DV Solingen – SSV Dhünn (Sonntag, 15.30 Uhr, Weyersberg). Eine ganz andere Gemütslage bietet sich bei den Nachbarn von DV. Mit 13 Punkten aus fünf Spielen belegen sie den Spitzenplatz in der Bezirksliga, und den möchten sie möglichst auch nach dem Wochenende behalten. Deshalb liegt die Priorität trotz der Niederrheinpokal-Ansetzung ganz klar auf dem Heimduell gegen den SSV Dhünn. „Der Pokal ist eine schöne Abwechslung, aber wir müssen sehen, dass wir uns in der Liga etablieren“, sagt Sportdirektor Vedat Atalay. Mit Malik Demba, Bünyamin Dogan, Umutcan Önel und Tevfik Köse fehlen jedoch gleich mehrere Spieler verletzungsbedingt.

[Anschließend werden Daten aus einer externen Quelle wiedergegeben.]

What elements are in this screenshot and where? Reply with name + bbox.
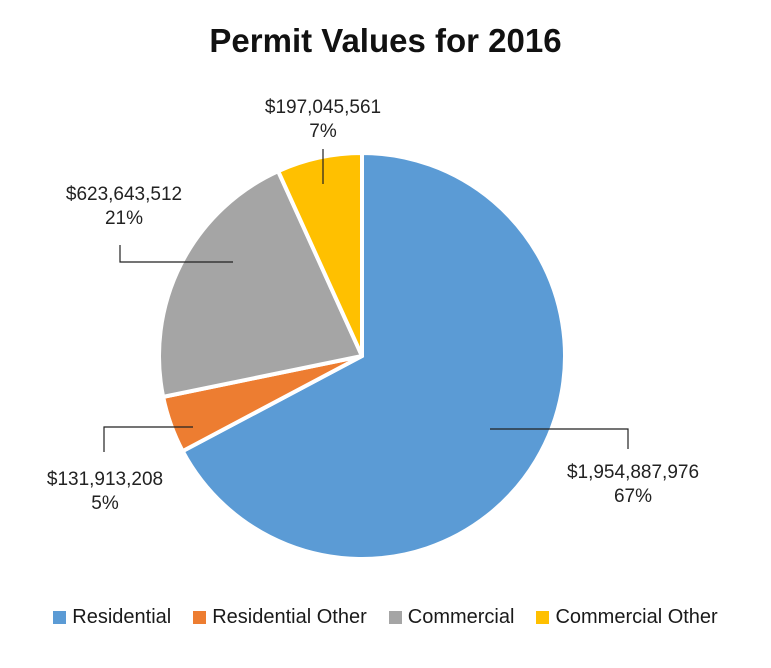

1. Spvg. Wald 03 – TSV Urdenbach (Sonntag, 15.30 Uhr, Carl-Ruß-Straße). Noch größere Personalprobleme plagen 03-Trainer Kevin Dirks vor dem Heimauftritt gegen Urdenbach. Alleine sechs Verteidiger fehlen verletzt oder gesperrt. Ein Puzzlespiel, das der Coach aus den bisherigen Spielen bereits kennt. Er hat nämlich bisher noch nie mit derselben Viererkette antreten können. Als Ausrede für die zuletzt schwache Defensivleistung beim 3:3 gegen Dhünn möchte Dirks das aber nicht gelten lassen: „Da können wir auch mit Stürmern hinten drin spielen, diese Tore müssen wir verteidigen“. Aber auch beim Thema Chancenverwertung sieht er noch Steigerungspotenzial – und das, obwohl seine Mannschaft mit 16 Toren bereits den gefährlichsten Angriff der Liga stellt. So viele Gelegenheiten müssten aber mit noch mehr Toren belohnt werden, meint Dirks.

Britannia

Marco Cirillo wird Bastian Kreienbaum als Co-Trainer beim FC Britannia unterstützen. „Der Fußballer des KFC Uerdingen spielt meistens am Samstag und trainiert vormittags, so dass er mir gut helfen kann“, sagt Kreienbaum. Zudem freut er sich über die enorme Erfahrung des Mittelfeldspielers. „Das wird uns sehr helfen“, meint der neue Coach.